From here, no one was left in doubt that “woman” is indeed an appendage of “man”. So, the priests would now comfortably say, “Wives, submit yourselves unto your husbands, as unto the Lord. For, the husband is the head of the wife, even as Christ is the head of the Church.
“Therefore, as the church is subject unto Christ, let wives be subjects unto their husbands in everything. And husbands love your wives, even as Christ loved the Church, and gave himself for it” (Eph. 5: 22-25).
But the priest would carefully and quickly add stories to warn men against being carried away by women who they described as used by the Devil to cause man’s fall.

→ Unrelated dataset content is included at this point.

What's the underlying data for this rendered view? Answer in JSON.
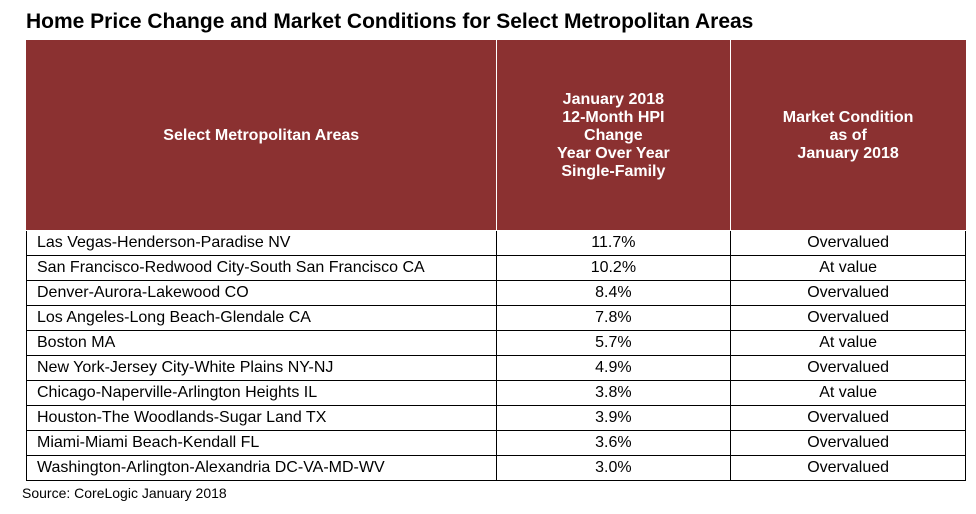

A well known story is that of Adam and Eve where Adam says, “The woman you gave me is responsible for my fall.” The other well known story is that of Samson and Delilah.
With such stories in mind, St. Paul who stayed away from women and never got married would say with a double tongue, “It is well for a man not to touch a woman but because of the temptation to immorality, each man should have his own wife and each woman her own husband.”
Another famous Father of the Church who dreaded women was St. Origen. He loathed women so much that he subjected himself to extreme methods of discipline, fasting and sleeplessness, summoning every power in him to resist being tempted by them.
When it dawned on him that he would not succeed, he cut off his manhood. The following verse in Mathew 19: 12 is an allusion to him. It says “There are eunuchs who made themselves eunuchs for the kingdom of heaven’s sake.”
The following advice from St. Paul is another allusion to Origen. It says “To the unmarried I say it is well for them to remain single as I do. But if they cannot exercise self-control, they should marry. It is better to marry than to be aflame with passion” (I Cor. 7:1-9).
All these white fabricated stories about a white male God, the first white male human being created as an image of God on earth, and the white woman formed from the rib of the first white man and called “woman” or “bone of my bone and flesh of my flesh” by the man from whose rib she was formed, are adopted and swallowed hook-line-and-sinker by Africans without thought.
For instance, “mukadzi” in Shona as a word or person is not in any way derived from or attached to “murume”.
It does not by any stretch of the imagination or magic mean “bone of my bone or flesh of my flesh” as the translators of the Bible from English to Shona blindly suggest.
Mukadzi and murume in Shona who are “bone of my bone and flesh of my flesh” are one and the same person and do not marry. That’s why they refer to each other by the same word “hanzvadzi” which is not gendered.
Such examples as the above make it quite clear that the idea that “woman” or female are appendages of “man” and cannot exist on their own right as independent words or persons from “man,” does not belong to African worldview, but to white male priests who formulated them into a religion for their own white churches and white societies.
For Africans to abandon their God Mwari and embrace the white male God and white male-female relationships as fit for men and women in Africa, clearly attest to the view that, of all the struggles of liberation in Zimbabwe and Africa, the liberation of the African soul from its deep ingrained enthralment with the white man’s God and doctrines, remains an unfinished business.
In fact, it has not begun. When it begins, it may take a thousand years to awaken the African soul from its stupefied slumber, as Ian Smith once projected.